The roles of dopamine and noradrenaline in the pathophysiology and treatment of attention-deficit/hyperactivity disorder.
Through neuromodulatory influences over fronto-striato-cerebellar circuits, dopamine and noradrenaline play important roles in high-level executive functions often reported to be impaired in attention-deficit/hyperactivity disorder (ADHD). Medications used in the treatment of ADHD (including methylphenidate, dextroamphetamine and atomoxetine) act to increase brain catecholamine levels. However, the precise prefrontal cortical and subcortical mechanisms by which these agents exert their therapeutic effects remain to be fully specified.

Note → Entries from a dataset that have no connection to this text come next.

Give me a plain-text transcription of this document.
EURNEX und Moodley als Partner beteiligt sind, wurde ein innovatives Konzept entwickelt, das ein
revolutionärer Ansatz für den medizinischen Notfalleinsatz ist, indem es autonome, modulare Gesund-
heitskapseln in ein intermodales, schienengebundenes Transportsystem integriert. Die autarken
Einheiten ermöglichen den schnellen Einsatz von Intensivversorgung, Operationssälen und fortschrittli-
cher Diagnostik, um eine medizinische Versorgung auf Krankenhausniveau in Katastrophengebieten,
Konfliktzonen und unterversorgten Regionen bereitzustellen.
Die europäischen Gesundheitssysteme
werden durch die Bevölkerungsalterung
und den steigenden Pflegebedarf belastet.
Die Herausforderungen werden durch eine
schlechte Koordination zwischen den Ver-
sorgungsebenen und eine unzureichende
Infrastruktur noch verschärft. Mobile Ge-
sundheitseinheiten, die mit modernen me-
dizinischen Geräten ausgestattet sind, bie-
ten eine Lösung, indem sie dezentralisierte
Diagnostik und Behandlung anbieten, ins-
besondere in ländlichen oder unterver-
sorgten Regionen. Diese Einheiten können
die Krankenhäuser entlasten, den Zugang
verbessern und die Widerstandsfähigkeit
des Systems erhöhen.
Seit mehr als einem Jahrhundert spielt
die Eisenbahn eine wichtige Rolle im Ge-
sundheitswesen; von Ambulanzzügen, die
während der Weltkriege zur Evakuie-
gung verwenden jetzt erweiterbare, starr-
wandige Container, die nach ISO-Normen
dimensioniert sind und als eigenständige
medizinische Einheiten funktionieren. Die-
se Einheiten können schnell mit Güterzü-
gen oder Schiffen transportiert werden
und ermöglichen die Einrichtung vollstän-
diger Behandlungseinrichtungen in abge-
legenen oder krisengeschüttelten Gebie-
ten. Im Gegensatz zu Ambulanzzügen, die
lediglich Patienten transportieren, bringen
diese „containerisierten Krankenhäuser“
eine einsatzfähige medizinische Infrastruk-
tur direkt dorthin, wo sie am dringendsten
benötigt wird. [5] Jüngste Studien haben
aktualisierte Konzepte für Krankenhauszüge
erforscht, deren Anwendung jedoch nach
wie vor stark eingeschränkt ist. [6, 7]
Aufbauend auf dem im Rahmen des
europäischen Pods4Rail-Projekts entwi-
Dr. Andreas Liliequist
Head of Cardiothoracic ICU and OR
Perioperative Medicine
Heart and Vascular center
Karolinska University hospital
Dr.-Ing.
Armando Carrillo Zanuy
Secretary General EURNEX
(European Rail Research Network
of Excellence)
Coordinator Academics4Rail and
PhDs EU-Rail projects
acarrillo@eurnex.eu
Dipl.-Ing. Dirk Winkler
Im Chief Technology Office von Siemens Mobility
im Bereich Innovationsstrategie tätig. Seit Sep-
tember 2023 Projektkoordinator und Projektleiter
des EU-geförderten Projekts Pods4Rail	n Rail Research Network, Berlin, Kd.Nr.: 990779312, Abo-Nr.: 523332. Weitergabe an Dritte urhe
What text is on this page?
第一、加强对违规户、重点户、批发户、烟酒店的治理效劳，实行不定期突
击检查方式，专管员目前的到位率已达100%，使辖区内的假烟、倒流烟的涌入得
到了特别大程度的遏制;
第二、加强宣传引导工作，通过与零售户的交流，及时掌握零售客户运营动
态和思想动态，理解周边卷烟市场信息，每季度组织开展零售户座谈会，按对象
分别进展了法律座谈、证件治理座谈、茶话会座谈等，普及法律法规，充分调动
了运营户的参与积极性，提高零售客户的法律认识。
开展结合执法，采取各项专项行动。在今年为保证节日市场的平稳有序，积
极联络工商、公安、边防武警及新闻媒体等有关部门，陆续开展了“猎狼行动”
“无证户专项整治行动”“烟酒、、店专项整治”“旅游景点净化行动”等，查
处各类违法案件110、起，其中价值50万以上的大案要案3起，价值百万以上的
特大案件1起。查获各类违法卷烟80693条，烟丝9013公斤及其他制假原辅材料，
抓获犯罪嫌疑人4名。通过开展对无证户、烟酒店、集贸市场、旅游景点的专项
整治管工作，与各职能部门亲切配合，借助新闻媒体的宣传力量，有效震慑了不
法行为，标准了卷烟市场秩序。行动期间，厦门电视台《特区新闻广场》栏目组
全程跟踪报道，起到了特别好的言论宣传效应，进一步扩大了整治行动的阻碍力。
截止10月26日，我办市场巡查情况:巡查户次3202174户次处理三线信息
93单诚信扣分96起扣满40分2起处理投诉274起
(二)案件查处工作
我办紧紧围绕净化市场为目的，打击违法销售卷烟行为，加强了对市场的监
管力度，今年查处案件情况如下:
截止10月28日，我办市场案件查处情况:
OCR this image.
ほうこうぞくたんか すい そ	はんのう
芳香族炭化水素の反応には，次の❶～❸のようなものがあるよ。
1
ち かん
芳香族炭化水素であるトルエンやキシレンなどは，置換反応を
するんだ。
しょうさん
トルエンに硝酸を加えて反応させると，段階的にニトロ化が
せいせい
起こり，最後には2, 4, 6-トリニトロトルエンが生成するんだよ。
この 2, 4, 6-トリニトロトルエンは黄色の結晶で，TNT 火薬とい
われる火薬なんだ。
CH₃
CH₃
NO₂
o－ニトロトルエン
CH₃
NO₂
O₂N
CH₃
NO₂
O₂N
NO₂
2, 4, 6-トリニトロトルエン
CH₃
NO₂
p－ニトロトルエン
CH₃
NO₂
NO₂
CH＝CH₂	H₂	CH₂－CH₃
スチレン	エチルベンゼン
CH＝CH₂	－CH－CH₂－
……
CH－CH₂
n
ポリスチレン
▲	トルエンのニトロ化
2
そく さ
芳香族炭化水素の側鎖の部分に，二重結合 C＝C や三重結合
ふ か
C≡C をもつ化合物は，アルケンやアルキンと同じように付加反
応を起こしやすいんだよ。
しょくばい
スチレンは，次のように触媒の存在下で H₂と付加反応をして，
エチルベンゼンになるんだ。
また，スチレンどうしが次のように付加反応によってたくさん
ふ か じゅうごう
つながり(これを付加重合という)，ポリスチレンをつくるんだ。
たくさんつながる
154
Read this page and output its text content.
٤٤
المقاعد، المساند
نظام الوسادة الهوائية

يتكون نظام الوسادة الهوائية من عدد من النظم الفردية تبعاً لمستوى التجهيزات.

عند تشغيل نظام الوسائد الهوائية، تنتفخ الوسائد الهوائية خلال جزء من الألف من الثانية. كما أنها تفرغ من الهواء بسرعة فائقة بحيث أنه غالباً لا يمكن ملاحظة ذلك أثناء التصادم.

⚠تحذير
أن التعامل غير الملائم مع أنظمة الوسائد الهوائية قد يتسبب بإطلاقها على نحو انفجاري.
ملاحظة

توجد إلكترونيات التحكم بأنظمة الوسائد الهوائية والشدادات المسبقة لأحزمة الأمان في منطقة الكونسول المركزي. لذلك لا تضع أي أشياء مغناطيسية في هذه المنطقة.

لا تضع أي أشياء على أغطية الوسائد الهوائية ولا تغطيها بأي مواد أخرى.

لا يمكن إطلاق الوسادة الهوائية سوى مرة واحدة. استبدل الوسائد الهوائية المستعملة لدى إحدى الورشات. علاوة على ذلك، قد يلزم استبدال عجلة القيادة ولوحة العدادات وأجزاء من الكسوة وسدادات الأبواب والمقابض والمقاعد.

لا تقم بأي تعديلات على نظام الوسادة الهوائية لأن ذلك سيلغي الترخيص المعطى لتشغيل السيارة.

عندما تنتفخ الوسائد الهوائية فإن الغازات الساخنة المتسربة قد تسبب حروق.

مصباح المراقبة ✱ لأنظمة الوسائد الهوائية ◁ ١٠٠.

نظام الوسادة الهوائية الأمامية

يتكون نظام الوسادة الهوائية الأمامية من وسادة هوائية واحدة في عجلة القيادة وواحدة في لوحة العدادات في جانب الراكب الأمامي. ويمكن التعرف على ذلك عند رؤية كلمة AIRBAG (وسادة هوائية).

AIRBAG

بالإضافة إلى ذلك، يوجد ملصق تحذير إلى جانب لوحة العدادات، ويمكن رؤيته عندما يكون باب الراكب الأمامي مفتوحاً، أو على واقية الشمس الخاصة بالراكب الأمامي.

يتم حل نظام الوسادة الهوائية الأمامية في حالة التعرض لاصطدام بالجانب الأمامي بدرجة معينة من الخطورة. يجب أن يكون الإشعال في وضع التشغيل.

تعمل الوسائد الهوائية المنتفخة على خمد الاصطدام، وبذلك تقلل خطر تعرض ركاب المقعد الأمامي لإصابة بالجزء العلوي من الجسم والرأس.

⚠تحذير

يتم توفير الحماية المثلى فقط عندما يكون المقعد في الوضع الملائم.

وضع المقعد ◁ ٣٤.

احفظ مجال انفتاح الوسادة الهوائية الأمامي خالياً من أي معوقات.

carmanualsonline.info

Herein, we review and discuss the present state of knowledge regarding the roles of dopamine (DA) and noradrenaline in the regulation of corticostriatal circuits, with a focus on the molecular neuroimaging literature (both in ADHD patients and in healthy subjects). Recent positron emission tomography evidence has highlighted the utility of quantifying DA markers, at baseline or following drug administration, in striatal subregions governed by differential cortical connectivity. This approach opens the possibility of characterizing the neurobiological underpinnings of ADHD (and associated cognitive dysfunction) and its treatment by targeting specific neural circuits. It is anticipated that the application of refined and novel positron emission tomography methodology will help to disentangle the overlapping and dissociable contributions of DA and noradrenaline in the prefrontal cortex, thereby aiding our understanding of ADHD and facilitating new treatments.
Biol Psychiatry. 2011 Jun 15;69(12):e145-57. doi: 10.1016/j.biopsych.2011.02.036. Epub 2011 May 6. PMID: 21550021.